“We enthusiastically funded Pat’s original project, which drove us to support his new project that will seek to innovate how the body attacks cancer cells. As for Vladimir, his work in regenerative medicine and how to potentially delay the onset of certain age-related diseases like Alzheimer’s is very timely and significant.”
An initial seed grant from the Strauss Foundation funded a stem-cell research project led by Forgione and PhD student Rafael Hernandez, BSc 18, in 2020.
“It was Rafael’s hard work and dedication that allowed us to leverage the Richard and Edith Strauss Foundation funding to obtain this second round of support,” remarks Forgione. “Ultimately, a big part of what we do is to train the next generation of scientists — and Rafael is a standout example of that.”
Forgione’s new project will have as a biological target GPR68, a protein-coupled receptor.

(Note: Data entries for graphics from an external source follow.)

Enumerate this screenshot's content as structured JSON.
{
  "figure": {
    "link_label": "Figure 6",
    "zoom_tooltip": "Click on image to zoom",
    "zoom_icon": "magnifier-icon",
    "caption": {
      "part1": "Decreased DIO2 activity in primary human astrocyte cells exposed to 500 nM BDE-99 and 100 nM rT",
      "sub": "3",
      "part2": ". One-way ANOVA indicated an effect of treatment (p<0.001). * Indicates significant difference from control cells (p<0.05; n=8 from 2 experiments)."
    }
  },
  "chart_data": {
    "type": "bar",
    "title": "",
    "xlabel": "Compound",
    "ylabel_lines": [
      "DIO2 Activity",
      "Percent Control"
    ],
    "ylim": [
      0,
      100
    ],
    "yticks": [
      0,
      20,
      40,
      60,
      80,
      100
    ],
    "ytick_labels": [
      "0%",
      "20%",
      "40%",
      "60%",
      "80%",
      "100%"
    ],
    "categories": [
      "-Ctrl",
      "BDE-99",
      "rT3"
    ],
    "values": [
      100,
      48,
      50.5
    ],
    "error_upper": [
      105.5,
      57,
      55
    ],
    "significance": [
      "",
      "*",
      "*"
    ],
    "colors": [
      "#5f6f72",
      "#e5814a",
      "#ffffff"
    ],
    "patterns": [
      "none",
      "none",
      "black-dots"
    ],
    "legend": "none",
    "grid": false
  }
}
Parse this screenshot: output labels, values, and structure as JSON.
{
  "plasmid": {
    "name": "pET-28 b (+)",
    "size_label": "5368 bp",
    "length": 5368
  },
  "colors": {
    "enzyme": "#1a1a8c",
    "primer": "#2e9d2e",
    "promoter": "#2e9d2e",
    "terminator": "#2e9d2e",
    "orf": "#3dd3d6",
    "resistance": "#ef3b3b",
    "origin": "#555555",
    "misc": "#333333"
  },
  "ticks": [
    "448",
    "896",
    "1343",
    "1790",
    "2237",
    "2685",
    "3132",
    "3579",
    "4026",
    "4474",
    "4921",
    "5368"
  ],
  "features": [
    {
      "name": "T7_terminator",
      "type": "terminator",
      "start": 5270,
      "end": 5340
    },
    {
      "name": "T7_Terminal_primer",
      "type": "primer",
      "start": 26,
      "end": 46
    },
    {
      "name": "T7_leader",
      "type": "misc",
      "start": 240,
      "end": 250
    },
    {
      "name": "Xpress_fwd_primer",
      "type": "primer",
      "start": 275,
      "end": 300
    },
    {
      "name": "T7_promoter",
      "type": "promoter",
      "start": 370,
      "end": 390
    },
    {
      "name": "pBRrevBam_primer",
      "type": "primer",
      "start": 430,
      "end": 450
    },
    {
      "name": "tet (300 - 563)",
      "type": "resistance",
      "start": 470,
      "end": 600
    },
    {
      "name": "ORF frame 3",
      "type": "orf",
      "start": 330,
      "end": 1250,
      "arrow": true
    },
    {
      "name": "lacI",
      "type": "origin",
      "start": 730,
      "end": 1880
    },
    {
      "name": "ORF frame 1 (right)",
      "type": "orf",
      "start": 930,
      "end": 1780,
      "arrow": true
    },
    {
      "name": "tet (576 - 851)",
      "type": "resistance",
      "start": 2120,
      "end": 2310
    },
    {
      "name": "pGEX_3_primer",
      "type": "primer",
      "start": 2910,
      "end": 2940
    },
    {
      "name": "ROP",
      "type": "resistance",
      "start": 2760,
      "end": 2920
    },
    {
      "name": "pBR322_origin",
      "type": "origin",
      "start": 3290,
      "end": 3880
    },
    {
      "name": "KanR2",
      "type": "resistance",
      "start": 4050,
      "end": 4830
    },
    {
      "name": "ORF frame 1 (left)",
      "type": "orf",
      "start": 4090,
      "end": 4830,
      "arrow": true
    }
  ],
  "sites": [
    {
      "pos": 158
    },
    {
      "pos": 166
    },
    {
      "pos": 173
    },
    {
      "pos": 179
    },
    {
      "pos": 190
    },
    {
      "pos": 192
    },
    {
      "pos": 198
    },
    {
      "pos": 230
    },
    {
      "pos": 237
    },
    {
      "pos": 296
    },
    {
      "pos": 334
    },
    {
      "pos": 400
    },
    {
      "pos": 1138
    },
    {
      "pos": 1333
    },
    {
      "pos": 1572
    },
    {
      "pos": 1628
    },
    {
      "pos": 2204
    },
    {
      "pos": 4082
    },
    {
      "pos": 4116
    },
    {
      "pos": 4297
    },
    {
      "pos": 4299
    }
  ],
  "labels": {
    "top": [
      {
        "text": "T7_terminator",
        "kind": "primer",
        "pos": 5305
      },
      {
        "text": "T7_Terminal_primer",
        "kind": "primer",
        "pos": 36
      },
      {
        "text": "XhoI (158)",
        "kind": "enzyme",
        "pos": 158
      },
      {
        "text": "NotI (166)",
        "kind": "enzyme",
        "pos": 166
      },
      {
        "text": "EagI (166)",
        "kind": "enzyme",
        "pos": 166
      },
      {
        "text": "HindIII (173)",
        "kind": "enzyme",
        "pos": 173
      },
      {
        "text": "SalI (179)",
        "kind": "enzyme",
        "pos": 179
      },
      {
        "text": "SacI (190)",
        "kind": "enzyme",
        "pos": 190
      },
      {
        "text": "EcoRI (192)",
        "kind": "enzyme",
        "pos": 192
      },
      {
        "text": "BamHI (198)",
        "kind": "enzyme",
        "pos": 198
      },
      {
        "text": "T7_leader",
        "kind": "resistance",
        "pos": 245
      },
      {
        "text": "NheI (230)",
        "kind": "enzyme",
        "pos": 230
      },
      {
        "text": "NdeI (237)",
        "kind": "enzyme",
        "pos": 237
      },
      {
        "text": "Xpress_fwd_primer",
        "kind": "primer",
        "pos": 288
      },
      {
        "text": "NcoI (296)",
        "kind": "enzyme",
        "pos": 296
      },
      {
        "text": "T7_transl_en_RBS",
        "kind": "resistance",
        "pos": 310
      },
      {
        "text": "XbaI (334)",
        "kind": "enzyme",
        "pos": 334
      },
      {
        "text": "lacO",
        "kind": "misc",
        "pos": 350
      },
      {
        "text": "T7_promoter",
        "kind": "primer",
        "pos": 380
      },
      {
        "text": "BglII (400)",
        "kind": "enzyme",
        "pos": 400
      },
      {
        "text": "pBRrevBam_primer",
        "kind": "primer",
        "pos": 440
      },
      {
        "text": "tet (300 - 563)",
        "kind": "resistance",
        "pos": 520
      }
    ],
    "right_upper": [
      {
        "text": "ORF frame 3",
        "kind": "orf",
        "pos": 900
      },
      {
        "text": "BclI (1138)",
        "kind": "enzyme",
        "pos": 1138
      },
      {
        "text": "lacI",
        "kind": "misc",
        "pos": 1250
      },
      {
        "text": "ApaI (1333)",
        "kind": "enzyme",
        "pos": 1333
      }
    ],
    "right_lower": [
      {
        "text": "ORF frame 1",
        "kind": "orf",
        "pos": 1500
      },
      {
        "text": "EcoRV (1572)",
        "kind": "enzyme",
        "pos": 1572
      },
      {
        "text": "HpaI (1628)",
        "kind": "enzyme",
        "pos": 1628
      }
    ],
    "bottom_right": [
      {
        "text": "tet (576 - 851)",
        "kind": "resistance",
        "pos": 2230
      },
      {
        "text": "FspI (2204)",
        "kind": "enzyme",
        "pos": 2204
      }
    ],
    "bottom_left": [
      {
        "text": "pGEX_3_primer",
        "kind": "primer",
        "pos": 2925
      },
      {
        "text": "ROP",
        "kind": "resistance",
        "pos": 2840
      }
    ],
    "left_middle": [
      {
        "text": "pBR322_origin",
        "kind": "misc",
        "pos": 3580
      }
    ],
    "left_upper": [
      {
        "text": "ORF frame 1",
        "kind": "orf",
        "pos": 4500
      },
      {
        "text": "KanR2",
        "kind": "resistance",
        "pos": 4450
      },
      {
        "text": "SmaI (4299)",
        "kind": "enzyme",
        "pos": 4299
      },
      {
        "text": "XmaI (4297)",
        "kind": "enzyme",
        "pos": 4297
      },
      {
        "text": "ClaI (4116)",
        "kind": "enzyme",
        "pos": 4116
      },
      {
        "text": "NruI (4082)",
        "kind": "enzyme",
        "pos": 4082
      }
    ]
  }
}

His collaborator is McGill University’s Terry Hébert, who has considerable expertise with GPR68.
Forgione’s contribution will be to make small molecules that will modulate the receptor with the ultimate goal of developing novel anti-cancer treatments.
“This represents one part of the Strauss Foundation’s new grant,” he says. “The other part is to facilitate the development of higher-quality seeds for new drug discovery, a collaboration with Steven Laplante at INRS Armand-Frappier Santé Biotechnologie Research Centre in Laval.”